17. Pour juger les licenciements dépourvus de cause réelle et sérieuse, les arrêts relèvent également, d'une part, que la société Aptalis Pharma présente depuis 2015 des résultats fortement bénéficiaires et une marge opérationnelle de 3,8 M euros sur les huit premiers mois de l'année 2016 et, d'autre part, que le démantèlement du portefeuille de ses produits crée un déséquilibre immédiat de fonctionnement puisqu'elle n'est plus en mesure de s'appuyer sur un portefeuille de produits interdépendants permettant des intéractions et des synergies et, par conséquent, l'emploi d'un personnel mixte et multi-produits.

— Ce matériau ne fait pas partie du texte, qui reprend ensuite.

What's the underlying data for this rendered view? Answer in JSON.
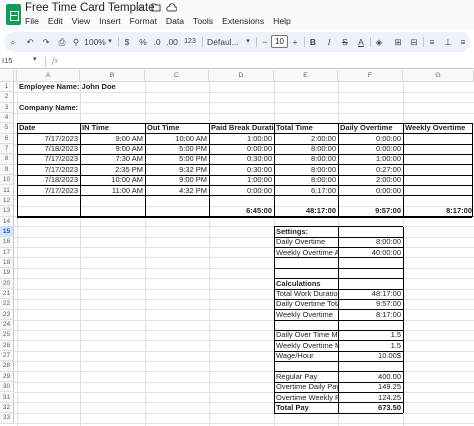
{
  "titlebar": {
    "title": "Free Time Card Template",
    "star_icon": "☆",
    "move_icon": "folder-move",
    "cloud_icon": "cloud-status",
    "menus": [
      "File",
      "Edit",
      "View",
      "Insert",
      "Format",
      "Data",
      "Tools",
      "Extensions",
      "Help"
    ]
  },
  "toolbar": {
    "search": "⌕",
    "undo": "↶",
    "redo": "↷",
    "print": "⎙",
    "paint_format": "⚲",
    "zoom": "100%",
    "zoom_caret": "▾",
    "currency": "$",
    "percent": "%",
    "dec_decrease": ".0",
    "dec_increase": ".00",
    "format_num": "123",
    "font": "Defaul...",
    "font_caret": "▾",
    "font_minus": "−",
    "font_size": "10",
    "font_plus": "+",
    "bold": "B",
    "italic": "I",
    "strike": "S",
    "text_color": "A",
    "fill": "◈",
    "borders": "⊞",
    "merge": "⊟",
    "align": "≡",
    "valign": "⊥",
    "align_more": "≡"
  },
  "formula_bar": {
    "name_box": "I15",
    "fx": "fx",
    "caret": "▾"
  },
  "columns": [
    "A",
    "B",
    "C",
    "D",
    "E",
    "F",
    "G"
  ],
  "rows": [
    "1",
    "2",
    "3",
    "4",
    "5",
    "6",
    "7",
    "8",
    "9",
    "10",
    "11",
    "12",
    "13",
    "14",
    "15",
    "16",
    "17",
    "18",
    "19",
    "20",
    "21",
    "22",
    "23",
    "24",
    "25",
    "26",
    "27",
    "28",
    "29",
    "30",
    "31",
    "32",
    "33"
  ],
  "selected_row": "15",
  "sheet": {
    "employee_label": "Employee Name: John Doe",
    "company_label": "Company Name:",
    "headers": [
      "Date",
      "IN Time",
      "Out Time",
      "Paid Break Duration",
      "Total Time",
      "Daily Overtime",
      "Weekly Overtime"
    ],
    "entries": [
      [
        "7/17/2023",
        "9:00 AM",
        "10:00 AM",
        "1:00:00",
        "2:00:00",
        "0:00:00",
        ""
      ],
      [
        "7/18/2023",
        "9:00 AM",
        "5:00 PM",
        "0:00:00",
        "8:00:00",
        "0:00:00",
        ""
      ],
      [
        "7/17/2023",
        "7:30 AM",
        "5:00 PM",
        "0:30:00",
        "8:00:00",
        "1:00:00",
        ""
      ],
      [
        "7/17/2023",
        "2:35 PM",
        "9:32 PM",
        "0:30:00",
        "8:00:00",
        "0:27:00",
        ""
      ],
      [
        "7/18/2023",
        "10:00 AM",
        "9:00 PM",
        "1:00:00",
        "8:00:00",
        "2:00:00",
        ""
      ],
      [
        "7/17/2023",
        "11:00 AM",
        "4:32 PM",
        "0:00:00",
        "6:17:00",
        "0:00:00",
        ""
      ]
    ],
    "totals": {
      "break": "6:45:00",
      "total": "48:17:00",
      "daily": "9:57:00",
      "weekly": "8:17:00"
    },
    "settings": {
      "title": "Settings:",
      "daily_ot_label": "Daily Overtime",
      "daily_ot_value": "8:00:00",
      "weekly_ot_label": "Weekly Overtime Abo",
      "weekly_ot_value": "40:00:00"
    },
    "calculations": {
      "title": "Calculations",
      "total_work_label": "Total Work Duration",
      "total_work_value": "48:17:00",
      "daily_total_label": "Daily Overtime Total",
      "daily_total_value": "9:57:00",
      "weekly_label": "Weekly Overtime",
      "weekly_value": "8:17:00",
      "daily_mult_label": "Daily Over Time Mult",
      "daily_mult_value": "1.5",
      "weekly_mult_label": "Weekly Overtime Mul",
      "weekly_mult_value": "1.5",
      "wage_label": "Wage/Hour",
      "wage_value": "10.00$",
      "regular_label": "Regular Pay",
      "regular_value": "400.00",
      "od_label": "Overtime Daily Pay",
      "od_value": "149.25",
      "ow_label": "Overtime Weekly Pay",
      "ow_value": "124.25",
      "total_label": "Total Pay",
      "total_value": "673.50"
    }
  }
}
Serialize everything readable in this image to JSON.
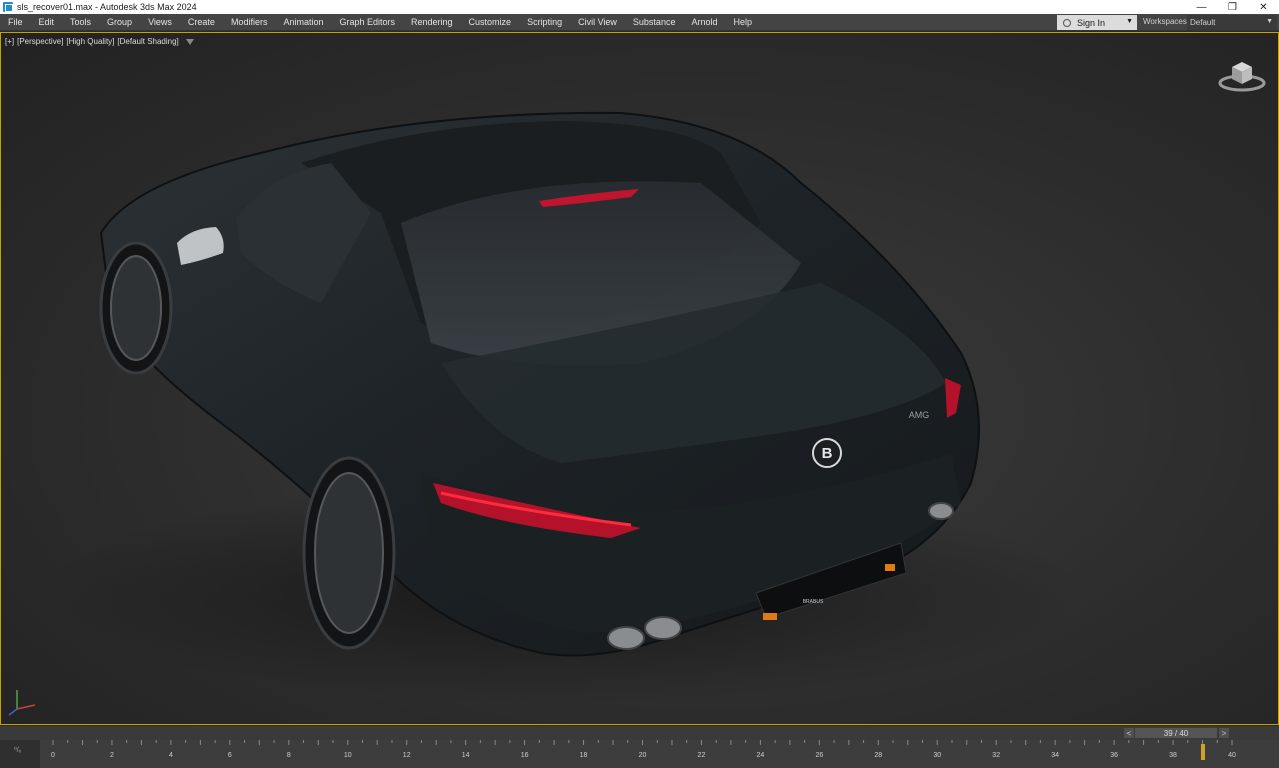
{
  "window": {
    "title": "sls_recover01.max - Autodesk 3ds Max 2024",
    "controls": {
      "minimize": "—",
      "maximize": "❐",
      "close": "✕"
    }
  },
  "menu": {
    "items": [
      "File",
      "Edit",
      "Tools",
      "Group",
      "Views",
      "Create",
      "Modifiers",
      "Animation",
      "Graph Editors",
      "Rendering",
      "Customize",
      "Scripting",
      "Civil View",
      "Substance",
      "Arnold",
      "Help"
    ],
    "sign_in": "Sign In",
    "workspaces_label": "Workspaces:",
    "workspace_value": "Default"
  },
  "viewport": {
    "labels": [
      "[+]",
      "[Perspective]",
      "[High Quality]",
      "[Default Shading]"
    ],
    "badge_letter": "B",
    "trunk_text": "AMG",
    "plate_text": "BRABUS"
  },
  "timeline": {
    "frame_indicator": "39 / 40",
    "prev": "<",
    "next": ">",
    "current_frame": 39,
    "total_frames": 40,
    "corner_label": "⁰/ₓ",
    "tick_labels": [
      "0",
      "2",
      "4",
      "6",
      "8",
      "10",
      "12",
      "14",
      "16",
      "18",
      "20",
      "22",
      "24",
      "26",
      "28",
      "30",
      "32",
      "34",
      "36",
      "38",
      "40"
    ]
  },
  "colors": {
    "viewport_border": "#c8a000",
    "time_marker": "#c9a227",
    "menubar": "#444444"
  }
}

18. Ils constatent ensuite que l'acquisition de la société Aptalis Pharma apportera 6 Mds d'euros de ventes supplémentaires à la société Teva et une hausse mécanique de 30 % de son chiffre d'affaires entre 2015 et 2017, sa marge opérationnelle devant bondir de près de 50 % pour atteindre 9 Mds de dollars en 2018.
19. Ils retiennent que par l'acquisition de la société, la rétrocession de différents de ses actifs au groupe Allergan, le transfert partiel de ses activités au profit d'une de ses filiales puis sa fermeture, il a été uniquement recherché à améliorer la propre rentabilité du groupe Teva au détriment de la situation économique et de la stabilité de l'emploi de l'entreprise sans justification ni de difficultés économiques de cette dernière ni d'une menace sur sa compétitivité au sein du groupe.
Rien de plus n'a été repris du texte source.